T = Sepertinya anda meninggalkan banyak jejak sejak zaman yahoogroup hingga sekarang. Apa yg anda cari?

J = Tidak sopan anda bertanya seperti itu tanpa memperkenalkan diri dahulu, dan menjelaskan apa maksud anda bertanya.

T =
Maafkan saya tidak sopan, saya Ibrahim sedikit tahu tentang anda dari dunia maya. Bolehkah saya bertanya?

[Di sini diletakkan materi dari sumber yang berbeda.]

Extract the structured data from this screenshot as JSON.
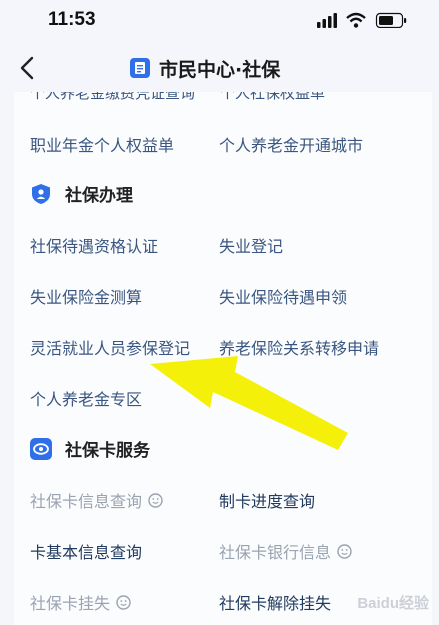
{
  "status_bar": {
    "time": "11:53"
  },
  "nav": {
    "title": "市民中心·社保",
    "back_icon": "chevron-left-icon",
    "title_icon": "document-icon"
  },
  "cut_off_row": {
    "left": "个人养老金缴费凭证查询",
    "right": "个人社保权益单"
  },
  "top_rows": [
    {
      "left": "职业年金个人权益单",
      "right": "个人养老金开通城市"
    }
  ],
  "section_social_security": {
    "title": "社保办理",
    "icon": "shield-icon",
    "accent": "#2f6fe8",
    "items": [
      "社保待遇资格认证",
      "失业登记",
      "失业保险金测算",
      "失业保险待遇申领",
      "灵活就业人员参保登记",
      "养老保险关系转移申请",
      "个人养老金专区"
    ]
  },
  "section_card": {
    "title": "社保卡服务",
    "icon": "card-icon",
    "accent": "#2f6fe8",
    "items": [
      "社保卡信息查询",
      "制卡进度查询",
      "卡基本信息查询",
      "社保卡银行信息",
      "社保卡挂失",
      "社保卡解除挂失"
    ]
  },
  "annotation": {
    "arrow_color": "#f5f00a"
  },
  "watermark": "Baidu经验"
}
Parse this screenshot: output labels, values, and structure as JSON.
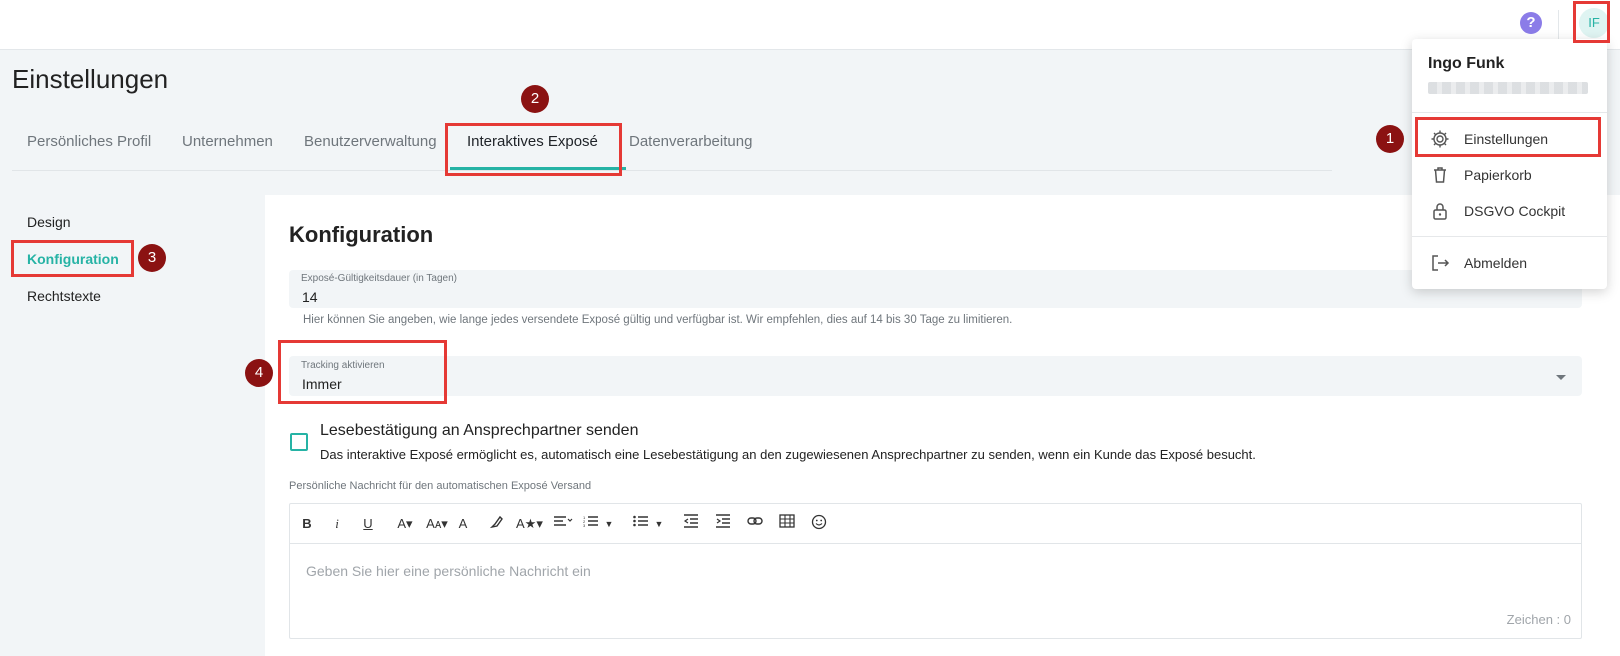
{
  "topbar": {
    "help_symbol": "?",
    "avatar_initials": "IF"
  },
  "page": {
    "title": "Einstellungen"
  },
  "tabs": [
    {
      "label": "Persönliches Profil"
    },
    {
      "label": "Unternehmen"
    },
    {
      "label": "Benutzerverwaltung"
    },
    {
      "label": "Interaktives Exposé",
      "active": true
    },
    {
      "label": "Datenverarbeitung"
    }
  ],
  "subnav": [
    {
      "label": "Design"
    },
    {
      "label": "Konfiguration",
      "active": true
    },
    {
      "label": "Rechtstexte"
    }
  ],
  "config": {
    "title": "Konfiguration",
    "validity_field": {
      "label": "Exposé-Gültigkeitsdauer (in Tagen)",
      "value": "14",
      "help": "Hier können Sie angeben, wie lange jedes versendete Exposé gültig und verfügbar ist. Wir empfehlen, dies auf 14 bis 30 Tage zu limitieren."
    },
    "tracking_field": {
      "label": "Tracking aktivieren",
      "value": "Immer"
    },
    "read_receipt": {
      "checked": false,
      "title": "Lesebestätigung an Ansprechpartner senden",
      "description": "Das interaktive Exposé ermöglicht es, automatisch eine Lesebestätigung an den zugewiesenen Ansprechpartner zu senden, wenn ein Kunde das Exposé besucht."
    },
    "message_editor": {
      "label": "Persönliche Nachricht für den automatischen Exposé Versand",
      "placeholder": "Geben Sie hier eine persönliche Nachricht ein",
      "char_count": "Zeichen : 0",
      "toolbar": {
        "bold": "B",
        "italic": "i",
        "underline": "U",
        "font_size": "A▾",
        "font_case": "Aᴀ▾",
        "font_color": "A",
        "highlight_icon": "highlighter-icon",
        "font_style": "A★▾",
        "align_icon": "align-icon",
        "ordered_list_icon": "ordered-list-icon",
        "unordered_list_icon": "unordered-list-icon",
        "outdent_icon": "outdent-icon",
        "indent_icon": "indent-icon",
        "link_icon": "link-icon",
        "table_icon": "table-icon",
        "emoji_icon": "emoji-icon"
      }
    }
  },
  "user_menu": {
    "user_name": "Ingo Funk",
    "items": [
      {
        "label": "Einstellungen",
        "icon": "gear-icon"
      },
      {
        "label": "Papierkorb",
        "icon": "trash-icon"
      },
      {
        "label": "DSGVO Cockpit",
        "icon": "lock-icon"
      },
      {
        "label": "Abmelden",
        "icon": "logout-icon"
      }
    ]
  },
  "annotations": [
    "1",
    "2",
    "3",
    "4"
  ],
  "colors": {
    "accent": "#26b3a5",
    "highlight_border": "#e53935",
    "badge": "#8b1212",
    "help": "#8b7ce8"
  }
}
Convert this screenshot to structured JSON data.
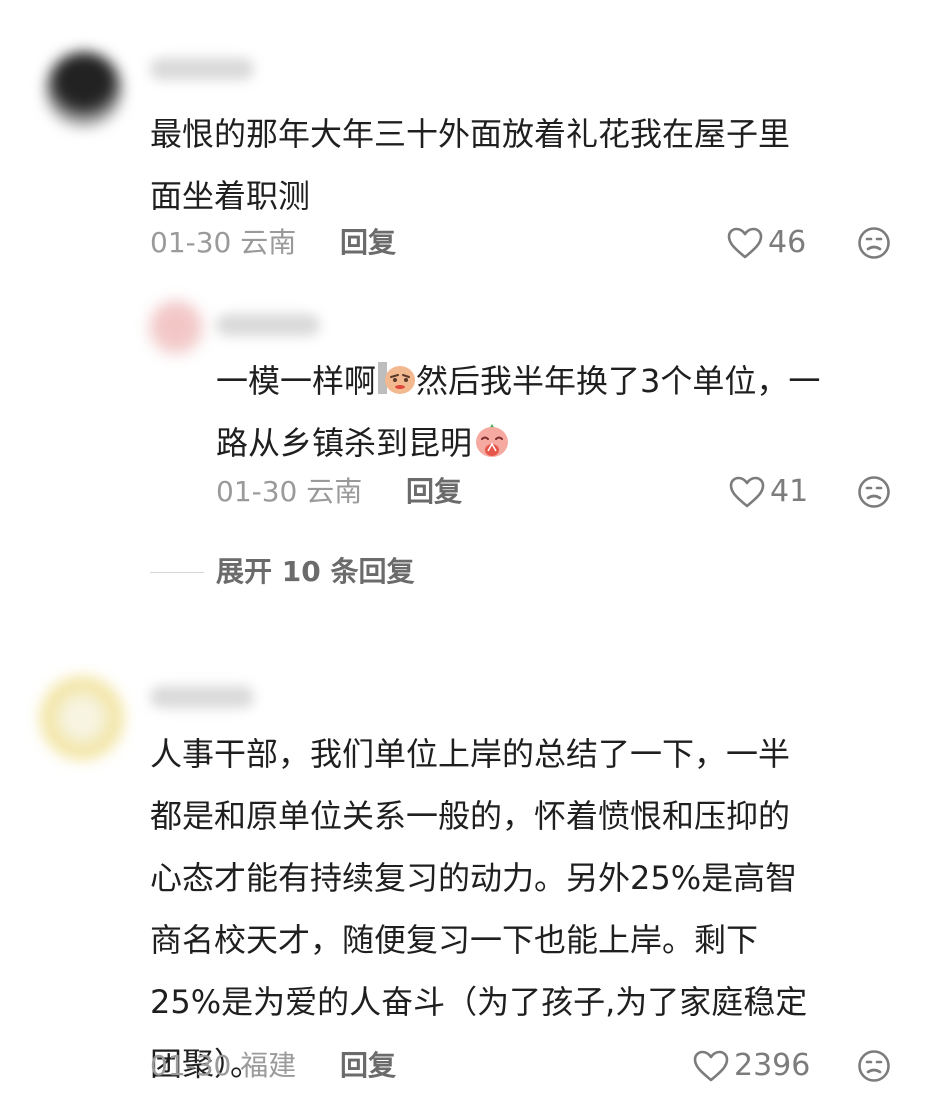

J = Sebaiknya anda berbagi pengalaman spiritual anda. Anda berbagi, dan saya juga bisa berbagi. Bisa dilakukan disini. Saya tidak suka model interogasi seperti itu. Anda bisa mulai dengan menjelaskan latar belakang anda, kenapa anda bisa menjadi seperti sekarang. Kesulitan apa yg anda hadapi dengan lingkungan anda. Lalu harapan anda. Anda berbagi, dan saya juga akan bisa berbagi. Kita pakai sopan santun internasional. Begitu caranya kita berkomunikasi secara beradab.

T =
Secara spiritual tak ada masalah, saya muslim, belajar perbandingan agama dan banyak aktif di pergerakan Muhammadiyah. Saya belajar islam dari hilir ke hulu, belajar mengenal kelompok yg berbeda di dalam islam, dari luar islam hingga atheis. Dan mungkin akan belajar sesuatu dari anda hal yg lain.

J =
Pengalaman spiritual tiap orang berbeda karena jalan hidupnya berbeda. Kita tidak bisa pukul rata. Yg berbagi dengan saya berasal dari segala macam latar belakang, dan saya tidak menghakimi. Saya bilang, jalan apapun yg ingin orang ambil merupakan pilihannya sendiri. Saya tahu semua orang berubah. Ada yg berubahnya cepat, ada yg lambat. Ada juga, sebagian kecil, yg tidak pernah berubah. Peran saya cuma menjadi teman berbagi. Saya bisa mengerti apapun yg mau dibagikan oleh orang. Dan saya tidak pernah mengajarkan harus begini atau harus begitu, kecuali orangnya sendiri yg bertanya. Itupun dengan catatan, kalau orangnya mau. Menurut saya, beginilah spiritualitas post modern. Kita tidak bisa lagi memaksakan sesuatu sebagai benar. Tidak ada yg mutlak karena pada akhirnya tiap orang harus menjalaninya sendiri. Apapun yg dipilihnya merupakan tanggung-jawabnya sendiri. Sampai saat ini, sebagian besar pembaca saya mengerti. Mereka bisa berubah, sedikit demi sedikit. Teman-teman berubah, saya juga berubah. Kita semua berubah. Tanpa perlu memaksakan sesuatu. Bahkan tanpa perlu merasa terpaksa. Dan tanpa juga merasa harus sempurna. Tidak ada yg sempurna di dunia ini. Kita tidak sempurna.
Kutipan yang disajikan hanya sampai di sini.